The question was somewhat tongue-in-cheek and I think the host expected me to mount some kind of defence. Accompanied by a self-deprecating chuckle, obviously, so as not to appear too earnest and un-British, but still, ultimately, insistently, positive. After all, surely my whole profession is being called into question if consumers don’t actually care about all this brand voice stuff.
Disappointingly, my answer was simply, “No. No they really don’t.”
And I meant it. People absolutely do not care. They’re busy, tired, distracted, stressed. They’ve got jobs to do, bills to pay, kids to raise, pandemics to navigate. They definitely don’t have time to give a shit about your brand’s voice.
They’re not analysing every page of your website, reflecting on what kind of adjectives you use or where you put your full stops or whether your sentences are long or short or if you follow conventional grammar rules.
They’re not scrolling your IG during Love Island ad breaks and turning to their partner with a sudden look of feverish devotion and saying goddammit these guys have just got such a terrific tone of voice can you hand me my credit card babe.
But here’s the good news. That doesn’t actually matter.

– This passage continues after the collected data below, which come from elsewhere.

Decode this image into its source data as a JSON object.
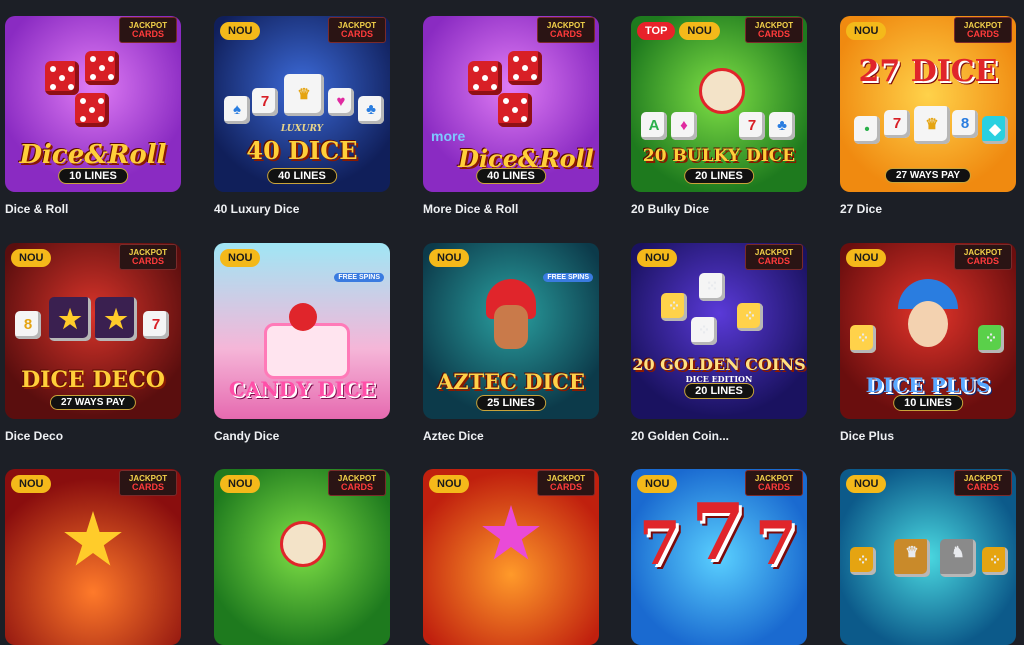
{
  "games": [
    {
      "title": "Dice & Roll",
      "badges": [],
      "jackpot": true,
      "art": {
        "main": "Dice&Roll",
        "sub": "10 LINES"
      }
    },
    {
      "title": "40 Luxury Dice",
      "badges": [
        "NOU"
      ],
      "jackpot": true,
      "art": {
        "main": "40 DICE",
        "tag": "LUXURY",
        "sub": "40 LINES"
      }
    },
    {
      "title": "More Dice & Roll",
      "badges": [],
      "jackpot": true,
      "art": {
        "pre": "more",
        "main": "Dice&Roll",
        "sub": "40 LINES"
      }
    },
    {
      "title": "20 Bulky Dice",
      "badges": [
        "TOP",
        "NOU"
      ],
      "jackpot": true,
      "art": {
        "main": "20 BULKY DICE",
        "sub": "20 LINES"
      }
    },
    {
      "title": "27 Dice",
      "badges": [
        "NOU"
      ],
      "jackpot": true,
      "art": {
        "main": "27 DICE",
        "sub": "27 WAYS PAY"
      }
    },
    {
      "title": "Dice Deco",
      "badges": [
        "NOU"
      ],
      "jackpot": true,
      "art": {
        "main": "DICE DECO",
        "sub": "27 WAYS PAY"
      }
    },
    {
      "title": "Candy Dice",
      "badges": [
        "NOU"
      ],
      "jackpot": false,
      "free_spins": "FREE SPINS",
      "art": {
        "main": "CANDY DICE"
      }
    },
    {
      "title": "Aztec Dice",
      "badges": [
        "NOU"
      ],
      "jackpot": false,
      "free_spins": "FREE SPINS",
      "art": {
        "main": "AZTEC DICE",
        "sub": "25 LINES"
      }
    },
    {
      "title": "20 Golden Coin...",
      "badges": [
        "NOU"
      ],
      "jackpot": true,
      "art": {
        "main": "20 GOLDEN COINS",
        "tag": "DICE EDITION",
        "sub": "20 LINES"
      }
    },
    {
      "title": "Dice Plus",
      "badges": [
        "NOU"
      ],
      "jackpot": true,
      "art": {
        "main": "DICE PLUS",
        "sub": "10 LINES"
      }
    },
    {
      "title": "",
      "badges": [
        "NOU"
      ],
      "jackpot": true
    },
    {
      "title": "",
      "badges": [
        "NOU"
      ],
      "jackpot": true
    },
    {
      "title": "",
      "badges": [
        "NOU"
      ],
      "jackpot": true
    },
    {
      "title": "",
      "badges": [
        "NOU"
      ],
      "jackpot": true
    },
    {
      "title": "",
      "badges": [
        "NOU"
      ],
      "jackpot": true
    }
  ],
  "jackpot_label": {
    "line1": "JACKPOT",
    "line2": "CARDS"
  },
  "colors": {
    "background": "#1c1f26",
    "nou_badge": "#f4b91a",
    "top_badge": "#e8222a"
  }
}
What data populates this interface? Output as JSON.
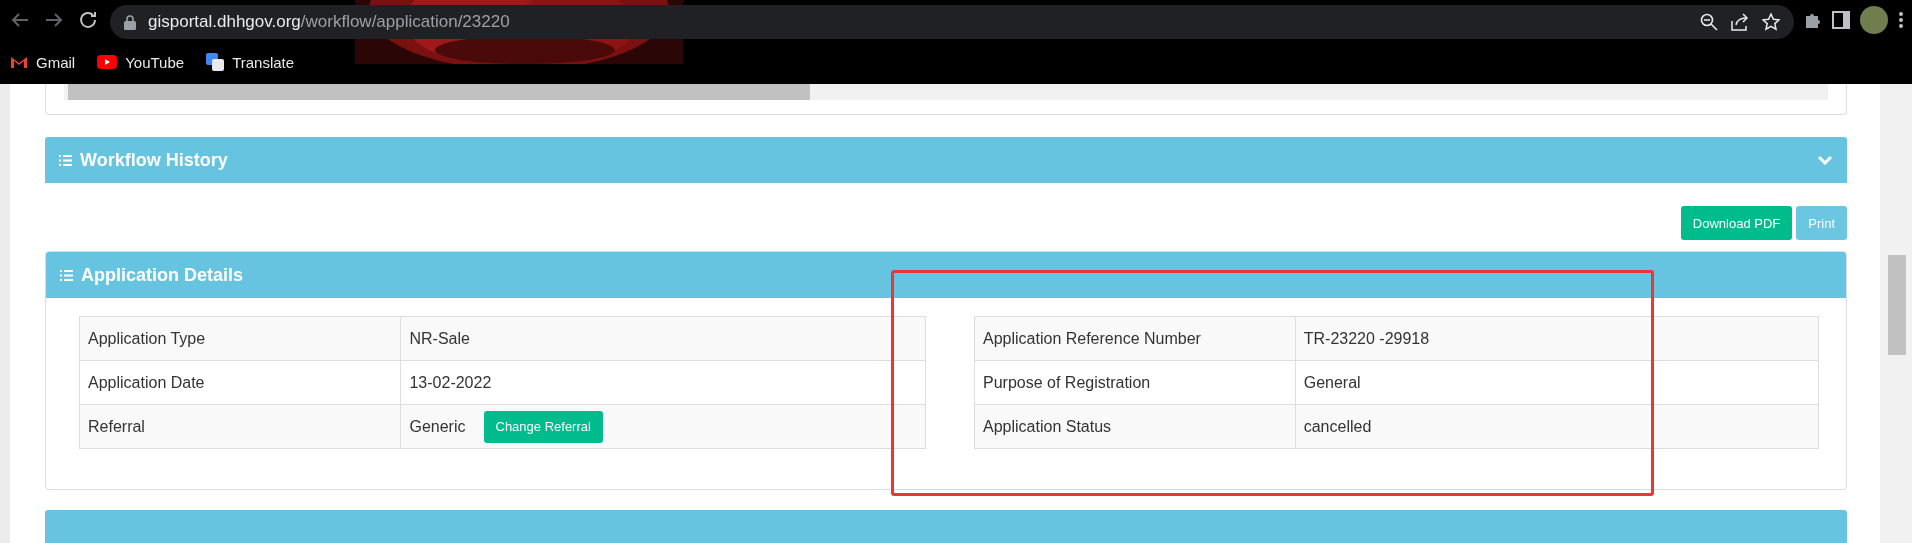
{
  "browser": {
    "url_host": "gisportal.dhhgov.org",
    "url_path": "/workflow/application/23220",
    "bookmarks": [
      {
        "label": "Gmail",
        "kind": "gmail"
      },
      {
        "label": "YouTube",
        "kind": "youtube"
      },
      {
        "label": "Translate",
        "kind": "translate"
      }
    ]
  },
  "workflow_history": {
    "title": "Workflow History",
    "expanded": false
  },
  "actions": [
    {
      "label": "Download PDF",
      "kind": "success"
    },
    {
      "label": "Print",
      "kind": "info"
    }
  ],
  "application_details": {
    "title": "Application Details",
    "left_rows": [
      {
        "label": "Application Type",
        "value": "NR-Sale"
      },
      {
        "label": "Application Date",
        "value": "13-02-2022"
      },
      {
        "label": "Referral",
        "value": "Generic",
        "button": "Change Referral"
      }
    ],
    "right_rows": [
      {
        "label": "Application Reference Number",
        "value": "TR-23220 -29918"
      },
      {
        "label": "Purpose of Registration",
        "value": "General"
      },
      {
        "label": "Application Status",
        "value": "cancelled"
      }
    ]
  }
}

Because your voice isn’t the thing – it’s the window into the thing.
You don’t want people to notice what kind of adjectives you use or where you put your full stops or whether your sentences are long or short or if you follow conventional grammar rules. You want them to notice the picture those things collectively paint of who you are as a business and how what you’re offering will fit into their lives.
You want them to scan your site, skim a product description, glance at a tweet or two and somehow, quietly, unconsciously, just come away feeling that you’re their kind of people.

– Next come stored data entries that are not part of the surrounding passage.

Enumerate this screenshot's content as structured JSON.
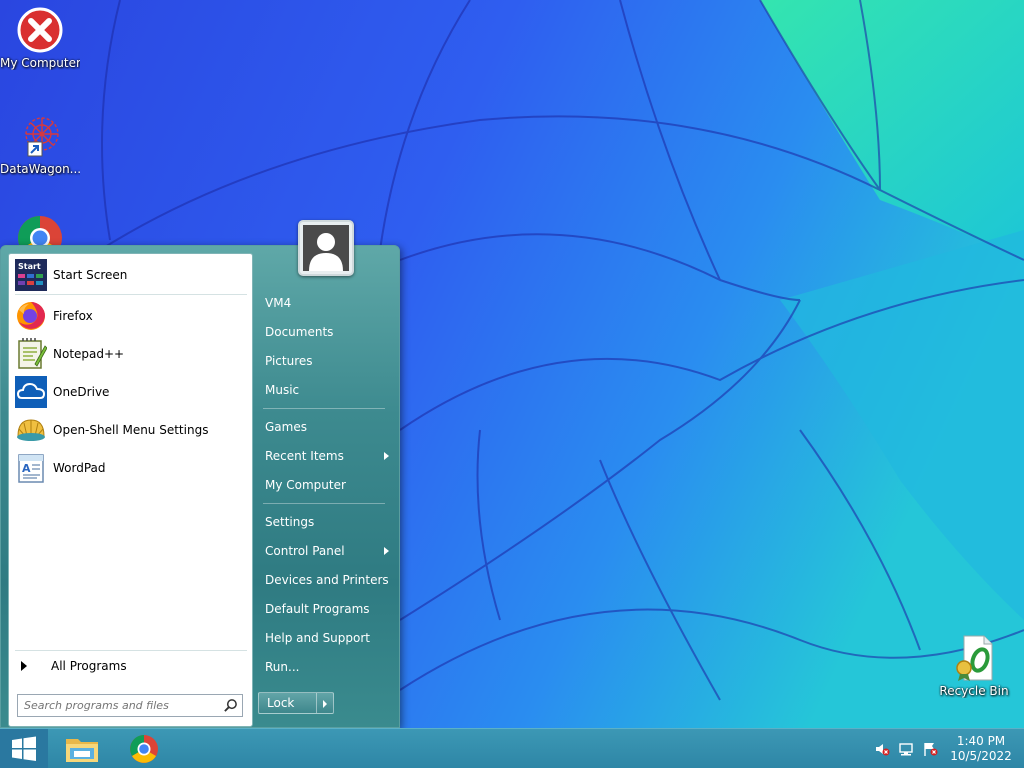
{
  "desktop": {
    "icons": [
      {
        "label": "My Computer"
      },
      {
        "label": "DataWagon..."
      },
      {
        "label": "Recycle Bin"
      }
    ]
  },
  "start_menu": {
    "programs": [
      {
        "label": "Start Screen",
        "icon": "start-screen-icon"
      },
      {
        "label": "Firefox",
        "icon": "firefox-icon"
      },
      {
        "label": "Notepad++",
        "icon": "notepad-plus-plus-icon"
      },
      {
        "label": "OneDrive",
        "icon": "onedrive-icon"
      },
      {
        "label": "Open-Shell Menu Settings",
        "icon": "open-shell-icon"
      },
      {
        "label": "WordPad",
        "icon": "wordpad-icon"
      }
    ],
    "all_programs_label": "All Programs",
    "search_placeholder": "Search programs and files",
    "right_items": [
      {
        "label": "VM4"
      },
      {
        "label": "Documents"
      },
      {
        "label": "Pictures"
      },
      {
        "label": "Music"
      },
      {
        "label": "Games"
      },
      {
        "label": "Recent Items",
        "submenu": true
      },
      {
        "label": "My Computer"
      },
      {
        "label": "Settings"
      },
      {
        "label": "Control Panel",
        "submenu": true
      },
      {
        "label": "Devices and Printers"
      },
      {
        "label": "Default Programs"
      },
      {
        "label": "Help and Support"
      },
      {
        "label": "Run..."
      }
    ],
    "lock_label": "Lock"
  },
  "taskbar": {
    "pinned": [
      "file-explorer-icon",
      "chrome-icon"
    ],
    "tray": [
      "volume-muted-icon",
      "network-icon",
      "action-center-icon"
    ],
    "time": "1:40 PM",
    "date": "10/5/2022"
  },
  "colors": {
    "wallpaper_blue": "#2d55e6",
    "wallpaper_teal": "#19c9d0",
    "menu_teal": "#3d8a8f",
    "taskbar": "#3393b2"
  }
}
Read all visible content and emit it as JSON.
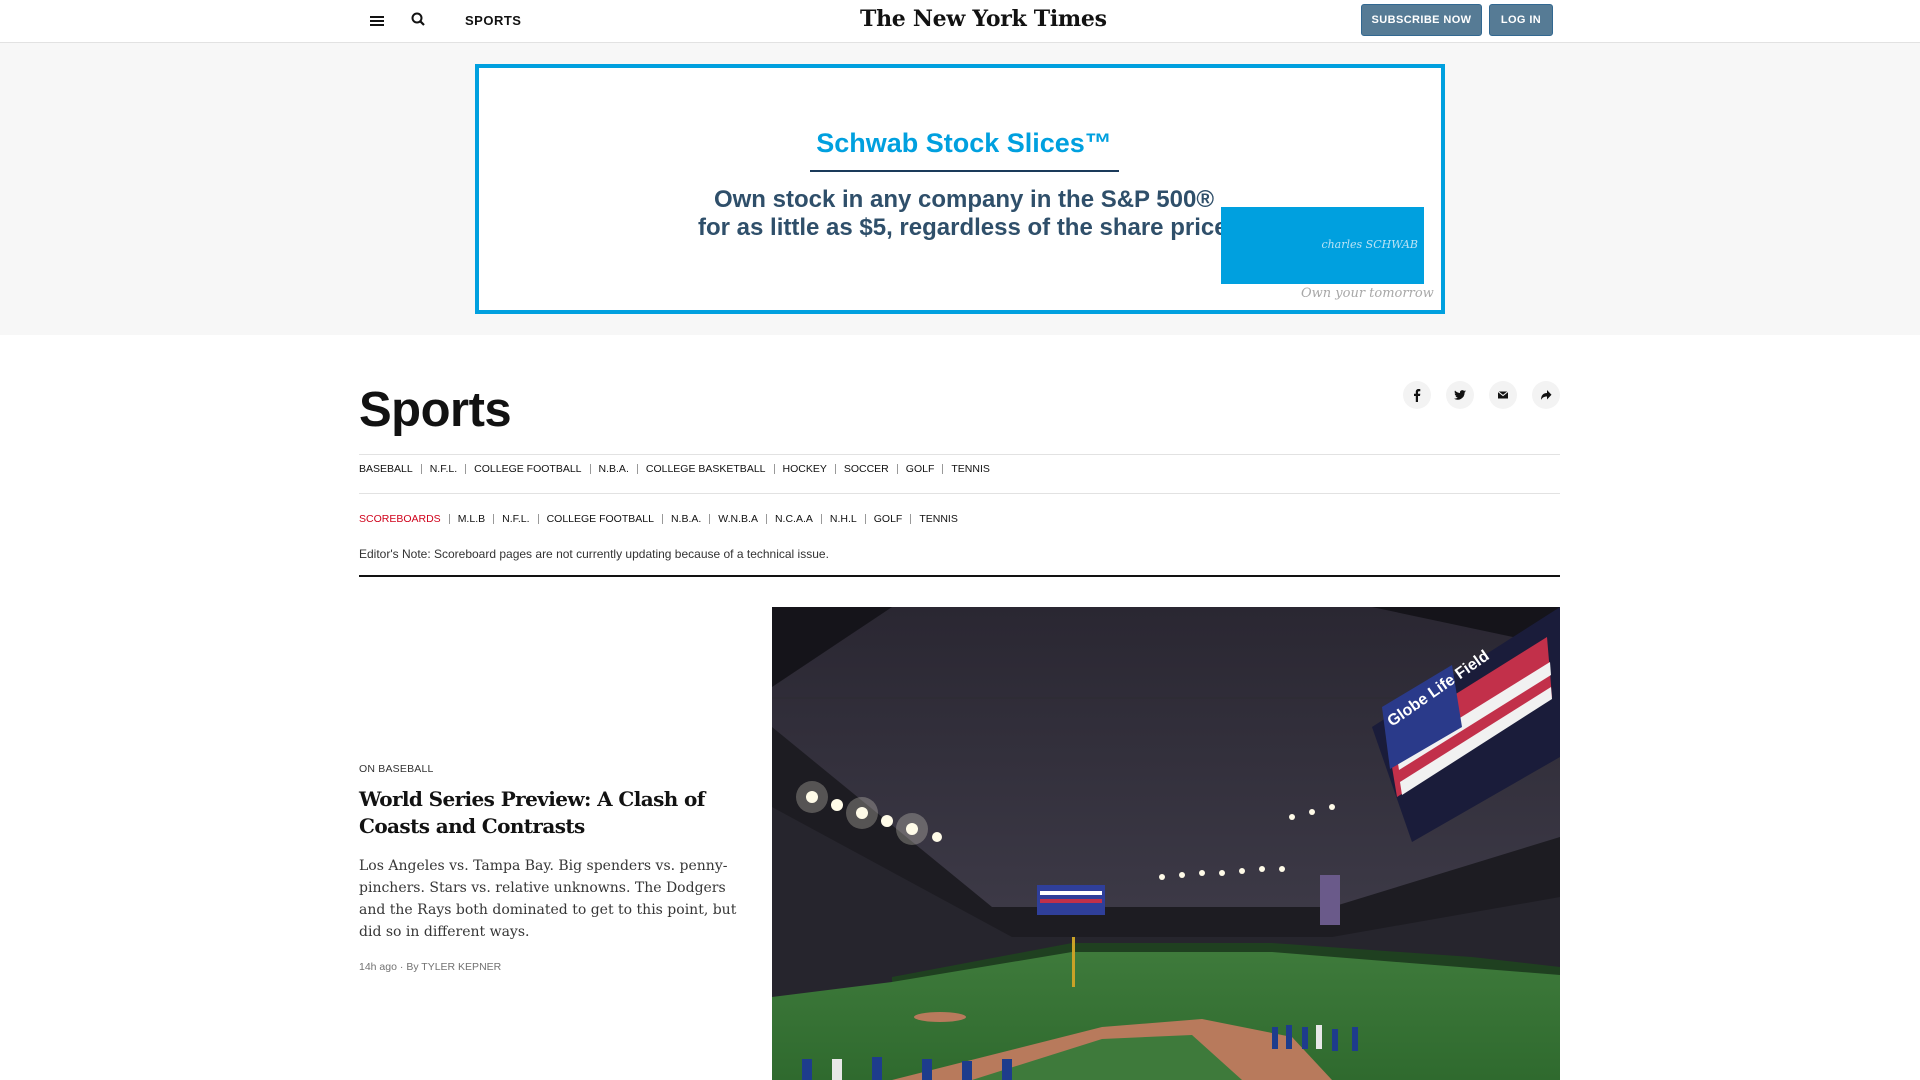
{
  "header": {
    "section_label": "SPORTS",
    "logo_text": "The New York Times",
    "subscribe_label": "SUBSCRIBE NOW",
    "login_label": "LOG IN"
  },
  "ad": {
    "title": "Schwab Stock Slices™",
    "line1": "Own stock in any company in the S&P 500®",
    "line2": "for as little as $5, regardless of the share price",
    "brand": "charles SCHWAB",
    "tagline": "Own your tomorrow"
  },
  "page": {
    "title": "Sports"
  },
  "share_icons": [
    "facebook-icon",
    "twitter-icon",
    "email-icon",
    "share-arrow-icon"
  ],
  "subnav": [
    "BASEBALL",
    "N.F.L.",
    "COLLEGE FOOTBALL",
    "N.B.A.",
    "COLLEGE BASKETBALL",
    "HOCKEY",
    "SOCCER",
    "GOLF",
    "TENNIS"
  ],
  "scorenav": [
    "SCOREBOARDS",
    "M.L.B",
    "N.F.L.",
    "COLLEGE FOOTBALL",
    "N.B.A.",
    "W.N.B.A",
    "N.C.A.A",
    "N.H.L",
    "GOLF",
    "TENNIS"
  ],
  "editor_note": "Editor's Note: Scoreboard pages are not currently updating because of a technical issue.",
  "story": {
    "kicker": "ON BASEBALL",
    "headline": "World Series Preview: A Clash of Coasts and Contrasts",
    "summary": "Los Angeles vs. Tampa Bay. Big spenders vs. penny-pinchers. Stars vs. relative unknowns. The Dodgers and the Rays both dominated to get to this point, but did so in different ways.",
    "time": "14h ago",
    "byline": "By TYLER KEPNER",
    "image_text": "Globe Life Field"
  },
  "colors": {
    "accent": "#567b95",
    "ad_blue": "#00a0df",
    "scoreboard_red": "#d0021b"
  }
}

Because the best communication builds a connection. And the thing about connections is that if they’re really any good people will be too busy making them to think about the fact that that’s what they’re doing.
It’s like when you meet someone at a friend’s wedding or at a business event or while your kid’s terrorising snails at the local park, and you start chatting about the pretentiously small portions of food you’ve just been served or the fact that wearing a name tag makes you feel like a bit of a twat or how that adorable hat their child is wearing came from Sainsburys and how great is it that supermarkets actually do quite nice kids clothes these days, and before you know it you’re regaling this near-stranger with the story about how at your own wedding the best man drunkenly punched the celebrant – quite accidentally of course – so you couldn’t actually do the legal bit properly until several weeks afterwards or you’re unexpectedly dispensing career advice as you learn all about the bee-keeping business they’ve been steadily growing on the side of their main job for the last five years or you’re commiserating about just how fucking hard it is to be a working mum despite the fact that gender equality has apparently come so far, and when you head home later you either had a good time or you didn’t.
You weren’t analysing the conversations you were having. You were just having them. And they were either good or they weren’t.
So keep that in your mind when you’re on your 47th email with the compliance team about that one word they just can’t let go of. When you’re trying, yet again, to persuade reluctant colleagues that following the verbal identity guide isn’t just for the marketing team. When you’re second-guessing yourself because your boss doesn’t want to make room in the budget for hiring outside help to hone your tone.
When it all seems like maybe it’s a lot of work and fuss and time and effort for something that surely most normal humans won’t care about or even notice.
You’re right. They won’t.
But ultimately it’s not your voice itself that matters. It’s the connection that your voice is (or isn’t) able to build.
And if you get that right, people won’t just give a shit – they’ll give you their money.